Während der Zeitpunkt der Offensive für Moskau besonders günstig erscheint, wird in Kiew über die Hintergründe spekuliert. Die ukrainische Regierung und Experten wie Wilfried Jilge von der Deutschen Gesellschaft für Auswärtige Politik (DGAP) vermuten, dass Moskau eine Begründung für eine militärische Intervention schaffen könnte, ähnlich wie 2008 in der abtrünnigen georgischen Region Südossetien.

"Wladimir Putin setzt in der Ukraine seine Politik der russischen Welt fort", sagte Jilge im DW-Gespräch. "Er versucht, seinen Anspruch auf die Menschen in den okkupierten Gebieten anzumelden", so Jilge. Der Kreml wäre in der Lage, diese Ukrainer mit russischen Pässen "zu schützen, notfalls gegen die Regierung in Kiew", so der Experte. Darin läge der "Kern der Gefahr" von Putins Erlass.

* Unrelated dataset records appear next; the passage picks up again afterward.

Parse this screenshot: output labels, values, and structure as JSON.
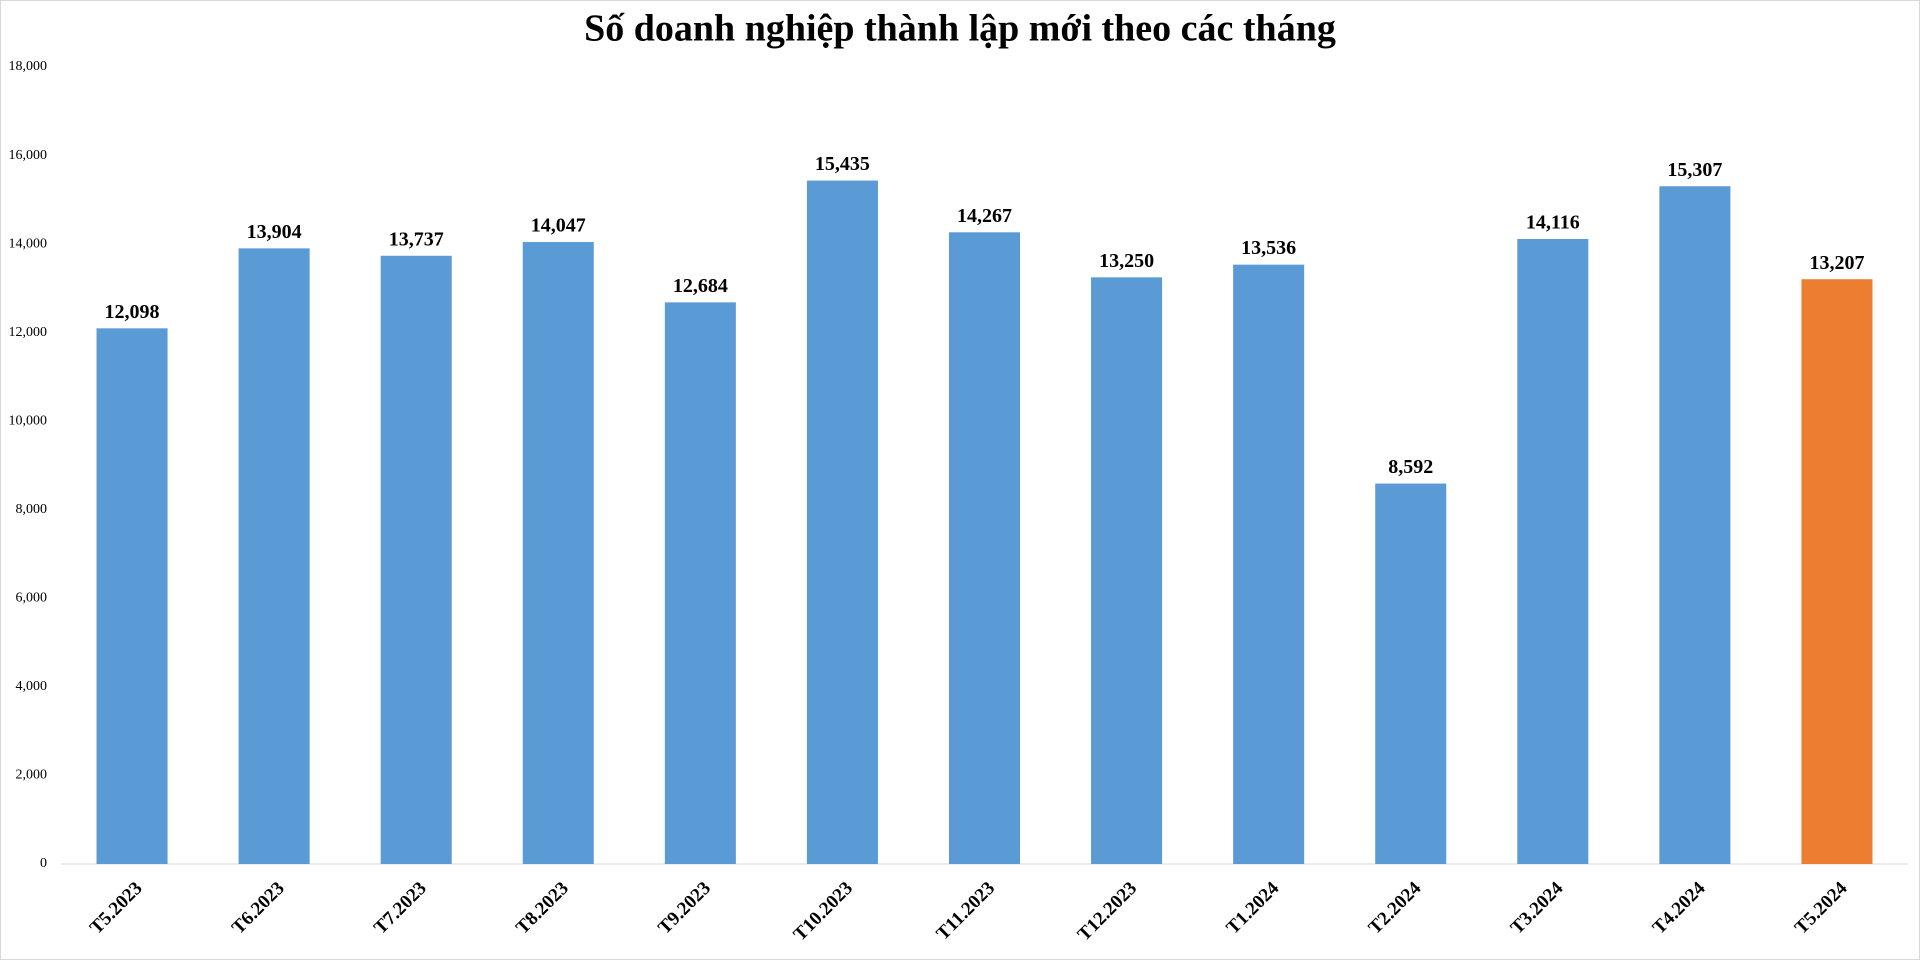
{
  "chart_data": {
    "type": "bar",
    "title": "Số doanh nghiệp thành lập mới theo các tháng",
    "categories": [
      "T5.2023",
      "T6.2023",
      "T7.2023",
      "T8.2023",
      "T9.2023",
      "T10.2023",
      "T11.2023",
      "T12.2023",
      "T1.2024",
      "T2.2024",
      "T3.2024",
      "T4.2024",
      "T5.2024"
    ],
    "values": [
      12098,
      13904,
      13737,
      14047,
      12684,
      15435,
      14267,
      13250,
      13536,
      8592,
      14116,
      15307,
      13207
    ],
    "value_labels": [
      "12,098",
      "13,904",
      "13,737",
      "14,047",
      "12,684",
      "15,435",
      "14,267",
      "13,250",
      "13,536",
      "8,592",
      "14,116",
      "15,307",
      "13,207"
    ],
    "colors": [
      "#5b9bd5",
      "#5b9bd5",
      "#5b9bd5",
      "#5b9bd5",
      "#5b9bd5",
      "#5b9bd5",
      "#5b9bd5",
      "#5b9bd5",
      "#5b9bd5",
      "#5b9bd5",
      "#5b9bd5",
      "#5b9bd5",
      "#ed7d31"
    ],
    "ylim": [
      0,
      18000
    ],
    "yticks": [
      0,
      {
        "value": 2000,
        "label": "2,000"
      },
      {
        "value": 4000,
        "label": "4,000"
      },
      {
        "value": 6000,
        "label": "6,000"
      },
      {
        "value": 8000,
        "label": "8,000"
      },
      {
        "value": 10000,
        "label": "10,000"
      },
      {
        "value": 12000,
        "label": "12,000"
      },
      {
        "value": 14000,
        "label": "14,000"
      },
      {
        "value": 16000,
        "label": "16,000"
      },
      {
        "value": 18000,
        "label": "18,000"
      }
    ],
    "grid": false
  }
}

Ein weiterer Hauptgrund scheint die demographische Entwicklung Russlands zu sein, dessen Bevölkerung schrumpft. Nach Angaben des russischen Statistikamts Rosstat ist die Einwohnerzahl 2018 zum ersten Mal seit zehn Jahren zurückgegangen - um rund 100.000 Menschen. Die Prognose sei negativ.

Russische Pässe nicht nur für Ostukrainer

Mit Einbürgerungen im großen Stil ließe sich diese Entwicklung aufhalten, glaubt die Chefin des Auslandssenders RT, Margarita Simonjan. Man solle weitermachen und "alle Russen" aus dem Ausland "heimbringen", schrieb sie auf Facebook.Gemeint sind wohl nicht nur ethnische Russen, die nach dem Zerfall der UdSSR in früheren Sowjetrepubliken leben, sondern auch Menschen, die sich Russland verbunden fühlen.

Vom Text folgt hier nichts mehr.